Was Titanaluminide auszeichnet
Titanaluminide verbinden geringe Dichte mit hoher Warmfestigkeit und guter Oxidationsbeständigkeit. Damit füllen sie eine Lücke zwischen leichten Titanlegierungen und schweren Nickelbasis-Superlegierungen. In Bauteilen, die hohen Temperaturen und mechanischer Belastung standhalten müssen, spielen sie ihre Stärken besonders aus, etwa in Turbinenschaufeln oder Abgaskomponenten.
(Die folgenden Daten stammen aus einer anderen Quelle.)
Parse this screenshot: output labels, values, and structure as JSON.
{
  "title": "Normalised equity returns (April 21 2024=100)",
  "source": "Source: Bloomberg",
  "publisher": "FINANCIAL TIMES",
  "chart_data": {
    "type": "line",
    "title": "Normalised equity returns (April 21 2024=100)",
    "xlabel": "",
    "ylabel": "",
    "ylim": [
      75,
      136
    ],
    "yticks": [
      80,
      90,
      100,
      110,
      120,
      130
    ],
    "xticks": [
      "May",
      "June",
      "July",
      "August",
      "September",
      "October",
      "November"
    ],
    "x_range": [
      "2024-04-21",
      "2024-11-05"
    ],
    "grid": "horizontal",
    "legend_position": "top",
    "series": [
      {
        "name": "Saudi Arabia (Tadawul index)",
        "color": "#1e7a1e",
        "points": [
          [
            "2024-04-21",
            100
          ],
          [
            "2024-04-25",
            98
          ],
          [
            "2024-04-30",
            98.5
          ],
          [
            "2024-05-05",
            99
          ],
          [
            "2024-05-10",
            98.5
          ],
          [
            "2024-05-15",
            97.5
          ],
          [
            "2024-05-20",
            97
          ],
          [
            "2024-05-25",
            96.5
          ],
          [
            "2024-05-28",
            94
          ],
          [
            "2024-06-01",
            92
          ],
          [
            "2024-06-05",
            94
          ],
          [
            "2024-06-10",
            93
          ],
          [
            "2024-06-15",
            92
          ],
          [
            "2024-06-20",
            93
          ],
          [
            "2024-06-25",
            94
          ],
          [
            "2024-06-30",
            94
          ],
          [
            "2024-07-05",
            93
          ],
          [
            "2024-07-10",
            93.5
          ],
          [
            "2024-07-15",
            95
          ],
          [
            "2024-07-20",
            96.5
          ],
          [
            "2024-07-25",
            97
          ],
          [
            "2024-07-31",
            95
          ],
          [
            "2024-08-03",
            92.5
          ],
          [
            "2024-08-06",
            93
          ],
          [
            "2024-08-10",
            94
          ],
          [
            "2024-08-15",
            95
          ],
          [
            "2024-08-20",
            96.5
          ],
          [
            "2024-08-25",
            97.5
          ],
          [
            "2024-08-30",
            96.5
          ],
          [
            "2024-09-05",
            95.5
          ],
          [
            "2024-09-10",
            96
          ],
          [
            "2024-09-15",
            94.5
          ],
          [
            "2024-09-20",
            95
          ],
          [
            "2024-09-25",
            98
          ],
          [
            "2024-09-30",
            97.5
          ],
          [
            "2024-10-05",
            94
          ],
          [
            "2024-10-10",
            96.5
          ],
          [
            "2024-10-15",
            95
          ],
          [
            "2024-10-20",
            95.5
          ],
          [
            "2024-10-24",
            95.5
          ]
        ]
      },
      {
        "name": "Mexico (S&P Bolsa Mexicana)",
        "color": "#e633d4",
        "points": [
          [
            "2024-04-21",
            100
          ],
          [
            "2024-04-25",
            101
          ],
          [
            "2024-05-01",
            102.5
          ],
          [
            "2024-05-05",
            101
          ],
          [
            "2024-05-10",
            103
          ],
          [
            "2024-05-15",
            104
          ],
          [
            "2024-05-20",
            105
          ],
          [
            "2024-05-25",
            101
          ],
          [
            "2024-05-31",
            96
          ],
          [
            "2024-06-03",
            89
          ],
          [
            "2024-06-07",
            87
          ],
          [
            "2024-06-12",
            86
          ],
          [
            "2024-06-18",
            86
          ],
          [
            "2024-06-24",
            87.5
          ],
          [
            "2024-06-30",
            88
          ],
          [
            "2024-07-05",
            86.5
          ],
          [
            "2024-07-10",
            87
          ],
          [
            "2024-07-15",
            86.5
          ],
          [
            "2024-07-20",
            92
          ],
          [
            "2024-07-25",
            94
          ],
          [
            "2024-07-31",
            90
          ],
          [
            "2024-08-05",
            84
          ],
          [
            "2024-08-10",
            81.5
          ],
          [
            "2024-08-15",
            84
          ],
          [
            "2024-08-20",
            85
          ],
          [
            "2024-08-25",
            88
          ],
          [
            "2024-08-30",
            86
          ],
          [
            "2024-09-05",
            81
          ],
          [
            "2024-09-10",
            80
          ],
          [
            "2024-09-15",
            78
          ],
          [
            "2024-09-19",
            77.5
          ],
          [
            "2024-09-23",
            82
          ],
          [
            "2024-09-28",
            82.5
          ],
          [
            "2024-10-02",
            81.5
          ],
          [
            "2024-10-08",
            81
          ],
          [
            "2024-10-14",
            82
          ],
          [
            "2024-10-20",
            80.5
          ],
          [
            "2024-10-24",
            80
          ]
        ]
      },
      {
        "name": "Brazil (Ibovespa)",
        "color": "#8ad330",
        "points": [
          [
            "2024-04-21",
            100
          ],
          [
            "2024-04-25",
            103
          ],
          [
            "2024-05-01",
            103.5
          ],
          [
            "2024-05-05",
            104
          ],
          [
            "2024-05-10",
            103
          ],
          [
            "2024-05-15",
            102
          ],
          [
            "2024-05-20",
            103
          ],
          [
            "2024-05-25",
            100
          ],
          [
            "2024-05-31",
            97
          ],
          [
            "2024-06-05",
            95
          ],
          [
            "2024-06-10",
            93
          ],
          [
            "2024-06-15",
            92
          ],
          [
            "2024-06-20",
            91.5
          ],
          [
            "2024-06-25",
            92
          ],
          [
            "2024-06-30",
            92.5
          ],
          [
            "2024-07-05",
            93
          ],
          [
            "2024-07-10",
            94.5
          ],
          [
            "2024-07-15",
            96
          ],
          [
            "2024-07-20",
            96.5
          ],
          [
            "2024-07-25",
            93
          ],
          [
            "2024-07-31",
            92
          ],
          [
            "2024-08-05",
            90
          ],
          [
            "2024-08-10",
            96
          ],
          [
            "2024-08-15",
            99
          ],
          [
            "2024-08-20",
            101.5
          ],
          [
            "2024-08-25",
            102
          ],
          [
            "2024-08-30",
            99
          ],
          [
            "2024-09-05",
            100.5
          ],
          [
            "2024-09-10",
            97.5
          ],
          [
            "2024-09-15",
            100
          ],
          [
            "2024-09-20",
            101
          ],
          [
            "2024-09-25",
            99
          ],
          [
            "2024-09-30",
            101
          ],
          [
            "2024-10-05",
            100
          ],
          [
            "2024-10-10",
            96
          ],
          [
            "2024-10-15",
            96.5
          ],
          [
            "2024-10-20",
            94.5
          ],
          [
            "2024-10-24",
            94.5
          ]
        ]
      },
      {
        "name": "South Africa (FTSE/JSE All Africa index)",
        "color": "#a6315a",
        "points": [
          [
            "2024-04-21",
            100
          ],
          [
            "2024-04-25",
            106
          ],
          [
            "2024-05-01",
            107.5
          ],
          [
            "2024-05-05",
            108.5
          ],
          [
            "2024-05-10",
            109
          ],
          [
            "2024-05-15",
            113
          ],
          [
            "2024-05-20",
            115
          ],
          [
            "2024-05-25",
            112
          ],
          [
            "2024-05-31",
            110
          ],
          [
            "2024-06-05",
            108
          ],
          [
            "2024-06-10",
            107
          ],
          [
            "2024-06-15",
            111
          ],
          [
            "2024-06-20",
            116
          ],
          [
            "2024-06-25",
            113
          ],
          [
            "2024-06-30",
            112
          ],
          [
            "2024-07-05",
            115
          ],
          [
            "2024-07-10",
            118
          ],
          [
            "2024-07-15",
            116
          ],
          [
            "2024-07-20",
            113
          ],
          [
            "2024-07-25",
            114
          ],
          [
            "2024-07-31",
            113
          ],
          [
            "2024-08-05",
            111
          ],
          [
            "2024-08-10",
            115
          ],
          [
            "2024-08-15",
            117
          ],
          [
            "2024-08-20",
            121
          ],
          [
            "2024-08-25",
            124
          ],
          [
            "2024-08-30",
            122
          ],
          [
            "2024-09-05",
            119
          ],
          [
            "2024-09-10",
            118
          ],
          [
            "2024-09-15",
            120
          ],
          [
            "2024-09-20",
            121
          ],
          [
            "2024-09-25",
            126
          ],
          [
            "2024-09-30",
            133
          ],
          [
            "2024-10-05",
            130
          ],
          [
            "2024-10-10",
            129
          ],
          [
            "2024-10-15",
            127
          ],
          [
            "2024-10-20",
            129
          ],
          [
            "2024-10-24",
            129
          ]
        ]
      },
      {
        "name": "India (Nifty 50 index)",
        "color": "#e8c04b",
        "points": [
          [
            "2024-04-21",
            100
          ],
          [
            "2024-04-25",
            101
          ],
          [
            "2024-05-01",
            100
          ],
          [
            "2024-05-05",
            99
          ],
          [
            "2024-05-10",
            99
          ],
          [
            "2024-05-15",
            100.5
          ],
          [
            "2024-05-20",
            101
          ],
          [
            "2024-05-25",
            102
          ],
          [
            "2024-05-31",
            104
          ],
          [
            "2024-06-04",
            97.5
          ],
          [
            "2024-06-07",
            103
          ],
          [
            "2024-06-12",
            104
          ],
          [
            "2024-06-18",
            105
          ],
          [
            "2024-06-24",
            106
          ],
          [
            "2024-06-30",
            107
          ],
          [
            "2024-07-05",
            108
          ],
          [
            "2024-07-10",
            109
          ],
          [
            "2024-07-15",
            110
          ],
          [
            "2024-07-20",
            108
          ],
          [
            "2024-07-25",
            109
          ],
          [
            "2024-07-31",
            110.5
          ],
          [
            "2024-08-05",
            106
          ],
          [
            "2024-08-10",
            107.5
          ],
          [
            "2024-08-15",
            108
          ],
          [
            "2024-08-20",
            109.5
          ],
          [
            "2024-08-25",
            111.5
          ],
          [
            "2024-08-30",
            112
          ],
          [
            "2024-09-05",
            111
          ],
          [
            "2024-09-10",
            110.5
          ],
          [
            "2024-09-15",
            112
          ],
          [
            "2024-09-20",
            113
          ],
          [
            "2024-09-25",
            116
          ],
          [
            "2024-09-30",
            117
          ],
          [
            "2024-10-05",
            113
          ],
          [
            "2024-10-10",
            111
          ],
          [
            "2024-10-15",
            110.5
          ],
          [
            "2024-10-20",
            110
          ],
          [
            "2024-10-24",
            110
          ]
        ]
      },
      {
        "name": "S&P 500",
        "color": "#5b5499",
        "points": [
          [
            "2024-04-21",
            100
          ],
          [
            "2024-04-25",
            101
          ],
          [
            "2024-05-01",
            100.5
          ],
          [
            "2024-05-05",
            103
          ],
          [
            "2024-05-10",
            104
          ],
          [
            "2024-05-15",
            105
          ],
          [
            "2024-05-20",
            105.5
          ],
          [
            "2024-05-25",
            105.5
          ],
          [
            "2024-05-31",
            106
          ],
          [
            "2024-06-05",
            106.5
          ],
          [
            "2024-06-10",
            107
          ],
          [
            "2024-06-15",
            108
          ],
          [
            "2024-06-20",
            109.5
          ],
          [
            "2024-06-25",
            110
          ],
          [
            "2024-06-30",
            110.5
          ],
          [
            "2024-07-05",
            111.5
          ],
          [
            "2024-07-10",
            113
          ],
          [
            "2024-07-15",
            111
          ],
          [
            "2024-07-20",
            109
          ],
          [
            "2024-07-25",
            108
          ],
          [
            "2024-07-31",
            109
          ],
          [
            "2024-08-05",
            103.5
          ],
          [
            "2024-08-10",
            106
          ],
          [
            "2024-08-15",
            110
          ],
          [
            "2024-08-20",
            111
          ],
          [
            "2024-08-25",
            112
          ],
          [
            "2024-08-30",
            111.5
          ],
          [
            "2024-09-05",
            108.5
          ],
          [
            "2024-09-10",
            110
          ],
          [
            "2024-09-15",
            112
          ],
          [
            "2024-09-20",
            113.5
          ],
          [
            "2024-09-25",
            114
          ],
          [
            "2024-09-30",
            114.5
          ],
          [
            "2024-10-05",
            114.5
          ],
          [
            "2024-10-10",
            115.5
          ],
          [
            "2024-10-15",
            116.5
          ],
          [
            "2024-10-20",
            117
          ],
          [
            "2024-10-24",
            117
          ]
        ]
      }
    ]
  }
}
Vorteile für den Leichtbau
Jedes eingesparte Kilogramm zählt, ob im Flugzeug, im Fahrzeug oder in rotierenden Bauteilen. Intermetallische Werkstoffe ermöglichen leichtere Konstruktionen, die zugleich belastbar bleiben. Das senkt im Betrieb den Energieverbrauch und verbessert die Effizienz. Genau hier liegt der Grund für das wachsende Interesse an dieser Materialklasse.
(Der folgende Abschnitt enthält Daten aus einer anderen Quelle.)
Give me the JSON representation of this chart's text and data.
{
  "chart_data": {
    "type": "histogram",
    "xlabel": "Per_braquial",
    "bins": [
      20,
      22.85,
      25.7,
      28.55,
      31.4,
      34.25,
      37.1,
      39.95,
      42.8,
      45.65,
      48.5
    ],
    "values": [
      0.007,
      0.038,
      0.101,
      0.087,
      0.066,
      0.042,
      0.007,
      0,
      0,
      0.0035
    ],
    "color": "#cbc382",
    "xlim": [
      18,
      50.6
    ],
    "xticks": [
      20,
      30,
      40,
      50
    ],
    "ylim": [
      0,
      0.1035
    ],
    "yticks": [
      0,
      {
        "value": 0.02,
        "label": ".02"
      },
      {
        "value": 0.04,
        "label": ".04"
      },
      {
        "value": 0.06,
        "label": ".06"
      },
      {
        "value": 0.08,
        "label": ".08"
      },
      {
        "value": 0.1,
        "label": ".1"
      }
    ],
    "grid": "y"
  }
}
Herausforderungen in der Verarbeitung
So vielversprechend die Eigenschaften sind, so anspruchsvoll ist die Herstellung. Intermetallische Werkstoffe neigen zur Sprödigkeit und stellen hohe Anforderungen an Gießen, Umformen und Bearbeitung. Moderne Fertigungsverfahren, darunter auch additive Methoden, eröffnen jedoch neue Möglichkeiten, diese Hürden zu meistern.
Ein Blick nach vorn
Mit steigenden Anforderungen an Effizienz und Nachhaltigkeit gewinnen intermetallische Werkstoffe weiter an Bedeutung. Wer die Entwicklung verfolgt, erkennt: Die Kombination aus geringem Gewicht und hoher Belastbarkeit macht sie zu einem Schlüsselmaterial für die Technik von morgen.